Avant même le lancement de leur premier album Prelude to Ecstasy en février dernier, The Last Dinner Party avait suffisamment fait de bruit avec ses premiers extraits pour remporter les honneurs du BBC Sound of 2024 au terme d’un sondage du diffuseur public britannique tenu auprès de 140 musiciens et experts de l’industrie. Le groupe a ainsi rejoint une impressionnante brochette d’artistes qui ont depuis atteint le statut de vedette – on n’a qu’à penser à Adele, Lady Gaga, Dizzee Rascal, The Weeknd, Dua Lipa, Billie Eilish ou Lewis Capaldi. Quelques semaines plus tard, le quintette recevait le titre de révélation de l’année aux Brit Awards.

PHOTO CARL MCINTYRE, FOURNIE PAR UNIVERSAL MUSIC GROUP

Les membres de The Last Dinner Party, dans l’ordre habituel : Abigail Morris, Emily Roberts, Aurora Nischevci, Lizzie Mayland et Georgia Davies.
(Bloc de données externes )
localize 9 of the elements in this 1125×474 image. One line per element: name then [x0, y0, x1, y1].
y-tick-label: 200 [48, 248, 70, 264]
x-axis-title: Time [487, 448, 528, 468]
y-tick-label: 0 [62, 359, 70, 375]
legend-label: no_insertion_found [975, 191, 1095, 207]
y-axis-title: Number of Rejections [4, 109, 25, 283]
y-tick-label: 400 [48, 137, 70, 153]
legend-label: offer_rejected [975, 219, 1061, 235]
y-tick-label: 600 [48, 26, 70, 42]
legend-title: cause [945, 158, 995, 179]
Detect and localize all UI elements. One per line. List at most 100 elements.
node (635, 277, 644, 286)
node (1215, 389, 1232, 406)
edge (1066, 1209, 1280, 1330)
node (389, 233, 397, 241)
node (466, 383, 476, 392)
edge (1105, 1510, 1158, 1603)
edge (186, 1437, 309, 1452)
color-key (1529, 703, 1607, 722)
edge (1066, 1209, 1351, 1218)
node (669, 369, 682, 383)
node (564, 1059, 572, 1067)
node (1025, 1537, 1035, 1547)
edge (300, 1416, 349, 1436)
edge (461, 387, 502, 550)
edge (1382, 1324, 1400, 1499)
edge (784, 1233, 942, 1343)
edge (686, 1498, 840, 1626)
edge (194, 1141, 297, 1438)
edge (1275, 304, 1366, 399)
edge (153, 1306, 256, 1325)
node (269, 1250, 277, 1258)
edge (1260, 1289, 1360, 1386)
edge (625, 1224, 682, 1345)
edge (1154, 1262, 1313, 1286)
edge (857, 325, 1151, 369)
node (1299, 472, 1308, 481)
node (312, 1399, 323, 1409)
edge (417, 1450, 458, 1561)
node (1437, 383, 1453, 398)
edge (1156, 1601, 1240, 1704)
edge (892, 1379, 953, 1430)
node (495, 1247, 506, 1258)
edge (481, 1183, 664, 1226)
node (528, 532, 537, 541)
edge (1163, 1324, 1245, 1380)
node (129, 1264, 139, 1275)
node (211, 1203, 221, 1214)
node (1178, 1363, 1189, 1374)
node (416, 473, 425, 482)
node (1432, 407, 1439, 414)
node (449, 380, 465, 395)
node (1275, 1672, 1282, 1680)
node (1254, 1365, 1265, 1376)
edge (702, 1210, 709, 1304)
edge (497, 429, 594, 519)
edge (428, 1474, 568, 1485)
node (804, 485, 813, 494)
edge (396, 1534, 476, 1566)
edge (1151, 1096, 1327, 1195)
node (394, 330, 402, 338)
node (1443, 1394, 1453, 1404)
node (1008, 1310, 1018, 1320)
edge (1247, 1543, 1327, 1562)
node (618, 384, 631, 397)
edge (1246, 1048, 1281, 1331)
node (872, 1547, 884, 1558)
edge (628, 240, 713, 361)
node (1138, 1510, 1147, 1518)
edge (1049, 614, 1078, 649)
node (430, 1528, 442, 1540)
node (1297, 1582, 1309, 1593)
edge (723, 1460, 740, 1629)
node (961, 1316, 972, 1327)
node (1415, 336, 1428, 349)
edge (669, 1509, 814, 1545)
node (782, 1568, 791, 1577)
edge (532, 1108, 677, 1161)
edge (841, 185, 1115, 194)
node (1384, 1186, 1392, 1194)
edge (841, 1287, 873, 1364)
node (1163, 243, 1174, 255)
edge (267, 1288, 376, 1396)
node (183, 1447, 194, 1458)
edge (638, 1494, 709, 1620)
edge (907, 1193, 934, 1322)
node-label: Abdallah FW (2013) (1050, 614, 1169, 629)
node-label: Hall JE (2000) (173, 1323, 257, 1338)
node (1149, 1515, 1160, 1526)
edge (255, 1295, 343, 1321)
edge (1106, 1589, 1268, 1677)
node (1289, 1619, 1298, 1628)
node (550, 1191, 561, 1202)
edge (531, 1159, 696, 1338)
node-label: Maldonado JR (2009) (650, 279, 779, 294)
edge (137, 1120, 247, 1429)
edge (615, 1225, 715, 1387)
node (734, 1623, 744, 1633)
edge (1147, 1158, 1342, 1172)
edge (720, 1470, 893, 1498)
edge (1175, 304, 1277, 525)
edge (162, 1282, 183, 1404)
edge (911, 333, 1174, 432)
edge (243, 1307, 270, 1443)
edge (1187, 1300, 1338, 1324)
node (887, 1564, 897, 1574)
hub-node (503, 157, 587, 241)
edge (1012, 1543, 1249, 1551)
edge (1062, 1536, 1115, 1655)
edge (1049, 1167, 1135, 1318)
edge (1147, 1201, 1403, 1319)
C’est énorme pour un groupe qui s’est produit la première fois en novembre 2021 devant une poignée de personnes dans une obscure taverne londonienne. Trois mois plus tard, The Last Dinner Party signait un contrat de disque quelques jours après la diffusion d’une vidéo tournée à son insu par un documentariste à l’occasion d’un autre concert tenu dans une autre minuscule salle du sud-est de la capitale britannique. Or, c’est en écoutant ladite vidéo que l’on s’aperçoit que tout ce qui explique actuellement le succès du groupe était déjà en place : allure, performance, musique, The Last Dinner Party était un projet clés en main pour Island Records.

Nous avons formé le groupe en tant qu’amies et nous mettons beaucoup d’efforts dans tout ce que nous faisons. On s’investit dans chacun des aspects, qu’il s’agisse de notre jeu, de notre écriture, de nos vêtements et même de nos vidéoclips. On essaie vraiment de s’impliquer à 100 %.

Emily Roberts, guitariste de The Last Dinner Party

Ainsi, même l’allure baroque déjantée si caractéristique du groupe est le résultat d’un processus créatif qui appartient entièrement au groupe. « On s’habillait comme ça simplement pour aller voir des spectacles, nous apprend en riant la guitariste rythmique Lizzie Mayland. C’est un peu devenu notre code vestimentaire, nous avons donc poursuivi avec le même look dans le groupe. C’est en fait comme ça que nous avons trouvé notre nom, en référence à l’image décadente et un brin grotesque des dîners festifs que l’on associe parfois à cette époque. »

Les membres du groupe nous disent d’ailleurs être ravies de voir leurs fans s’habiller dans le même style qu’elles. Emily Roberts soutient qu’il y a aussi beaucoup de papas qui viennent voir les concerts avec leurs filles : « C’est tellement mignon, j’adore ça, nous dit-elle en riant. C’est vraiment le genre de spectacle où j’accompagnerais moi-même mon père, c’est certain ! »

Extrait de Nothing Matters

Le rock, une affaire de filles !

Cette exubérance théâtrale prend aussi sa source dans les influences musicales du groupe – elles nomment d’emblée Queen, David Bowie, Kate Bush, Florence and the Machine et Metallica. « Nous avons toutes écouté beaucoup de rock en grandissant, nous dit Lizzie Mayland. Même si nous avons des parcours et des approches musicales différents – Georgia et moi n’avons aucune formation musicale alors qu’Emily est diplômée en guitare jazz et Aurora en composition classique –, nous avons des intérêts communs qui définissent notre façon de composer. »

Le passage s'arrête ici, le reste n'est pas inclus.